Terduga pelaku menjanjikan para korban akan mendapatkan keberkatan di dalam rahimnya.
“Supaya dapat melahirkan anak-anak yang akan menjadi seorang wali. Yang terindikasi korban 22 orang,” kata Ketua Lembaga Perlindungan Anak (LPA) Kota Mataram, Joko Jumadi, Senin, 21 April 2025.
Jumlah santriwati yang menjadi korban AF sebanyak 22 orang. Delapan di antaranya sudah melapor ke Polresta Mataram. Saat kejadian para korban berusia di bawah umur.
“Kejadiannya sekitar tahun 2016 sampai terkahir di tahun 2023,” ujarnya.
Para santriwati itu, sambung Joko, ada yang sudah disetubuhi. Ada juga yang menjadi korban cabul, mereka menolak tawaran mendapatkan keberkatan dari pelaku.
“Sudah sempat diraba. Untuk (korban yang sudah) hamil, belum ada laporan,” beber dosen Universitas Mataram (Unram) ini.
Pelaku membawa satu per satu para korban ke sebuah ruang kelas di malam hari sekitar pukul 00.00 dan 01.00 Wita.

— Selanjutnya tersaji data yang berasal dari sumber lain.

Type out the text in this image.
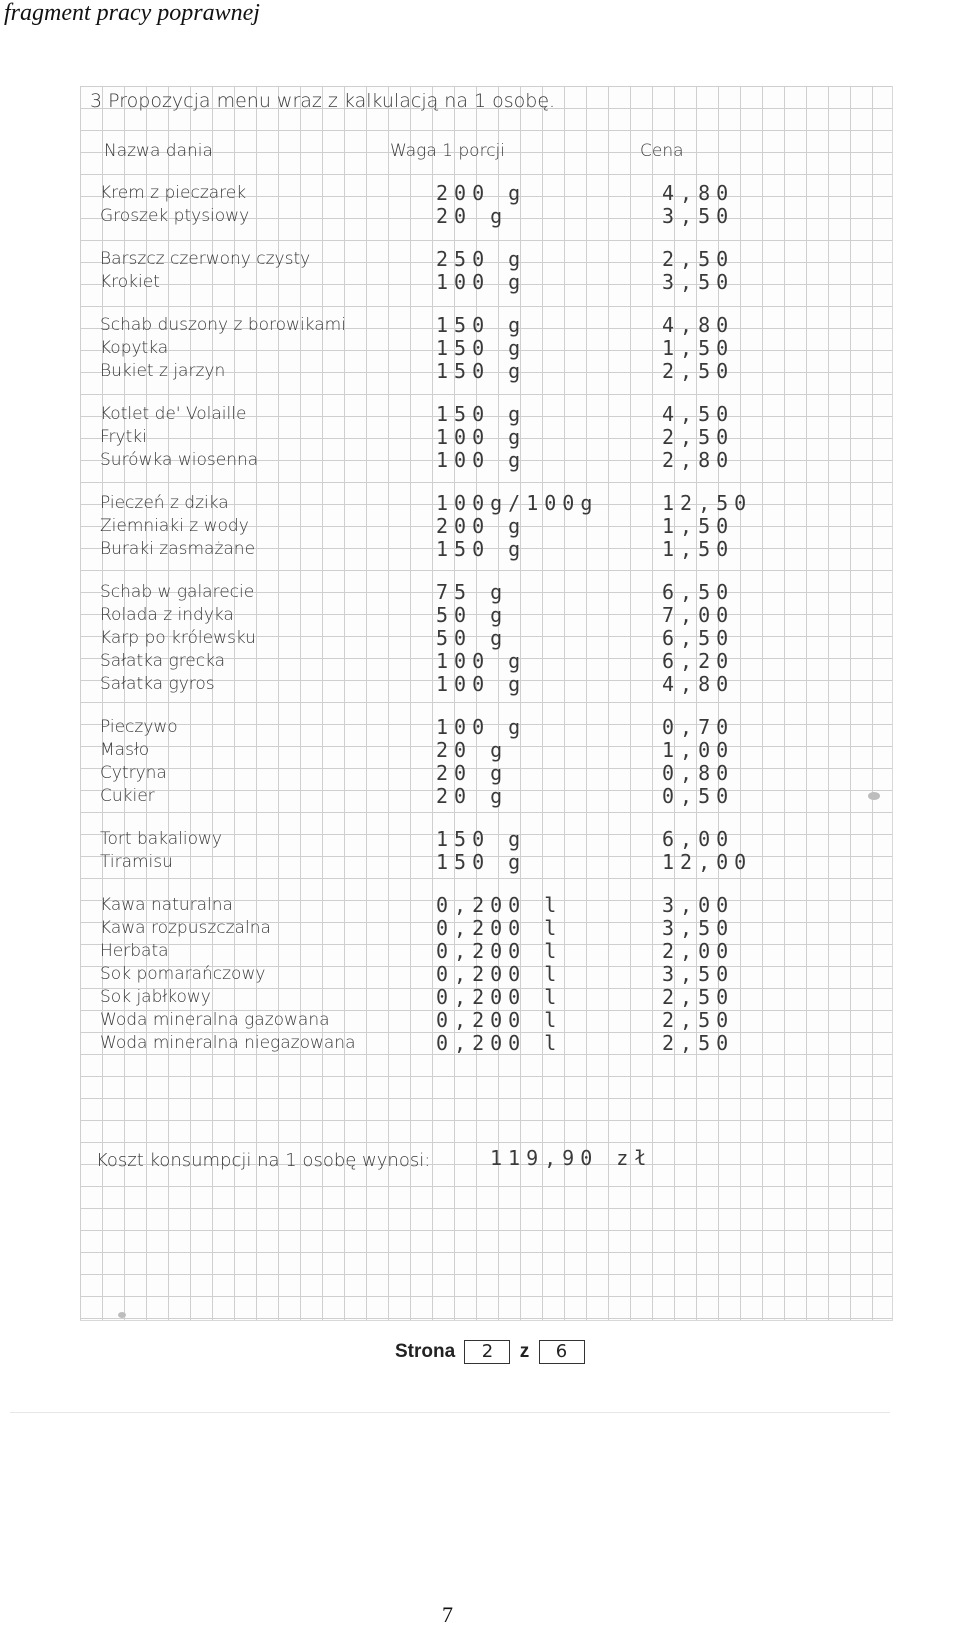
fragment pracy poprawnej
3 Propozycja menu wraz z kalkulacją na 1 osobę.
Nazwa dania	Waga 1 porcji	Cena
Krem z pieczarek	200 g	4,80
Groszek ptysiowy	20 g	3,50
Barszcz czerwony czysty	250 g	2,50
Krokiet	100 g	3,50
Schab duszony z borowikami	150 g	4,80
Kopytka	150 g	1,50
Bukiet z jarzyn	150 g	2,50
Kotlet de' Volaille	150 g	4,50
Frytki	100 g	2,50
Surówka wiosenna	100 g	2,80
Pieczeń z dzika	100g/100g	12,50
Ziemniaki z wody	200 g	1,50
Buraki zasmażane	150 g	1,50
Schab w galarecie	75 g	6,50
Rolada z indyka	50 g	7,00
Karp po królewsku	50 g	6,50
Sałatka grecka	100 g	6,20
Sałatka gyros	100 g	4,80
Pieczywo	100 g	0,70
Masło	20 g	1,00
Cytryna	20 g	0,80
Cukier	20 g	0,50
Tort bakaliowy	150 g	6,00
Tiramisu	150 g	12,00
Kawa naturalna	0,200 l	3,00
Kawa rozpuszczalna	0,200 l	3,50
Herbata	0,200 l	2,00
Sok pomarańczowy	0,200 l	3,50
Sok jabłkowy	0,200 l	2,50
Woda mineralna gazowana	0,200 l	2,50
Woda mineralna niegazowana	0,200 l	2,50
Koszt konsumpcji na 1 osobę wynosi:	119,90 zł
Strona 2 z 6
7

Di dalam ruangan itu AF melakukan proses manipulasi psikologi atau menghasut para korban.
Lebih jauh Joko menjelaskan, sebelum melapor ke polisi, kasus ini telah sampai ke telinga pimpinan Ponpes. Begitu mendapat informasi, pimpinan tersebut langsung mengklarifikasi pelaku dan para korban.
“Yang bersangkutan mengakui perbuatannya kepada pimpinan ponpes. Tetapi di dalam keterangannya, dia lupa berapa banyak (korbannya),” bebernya. (*)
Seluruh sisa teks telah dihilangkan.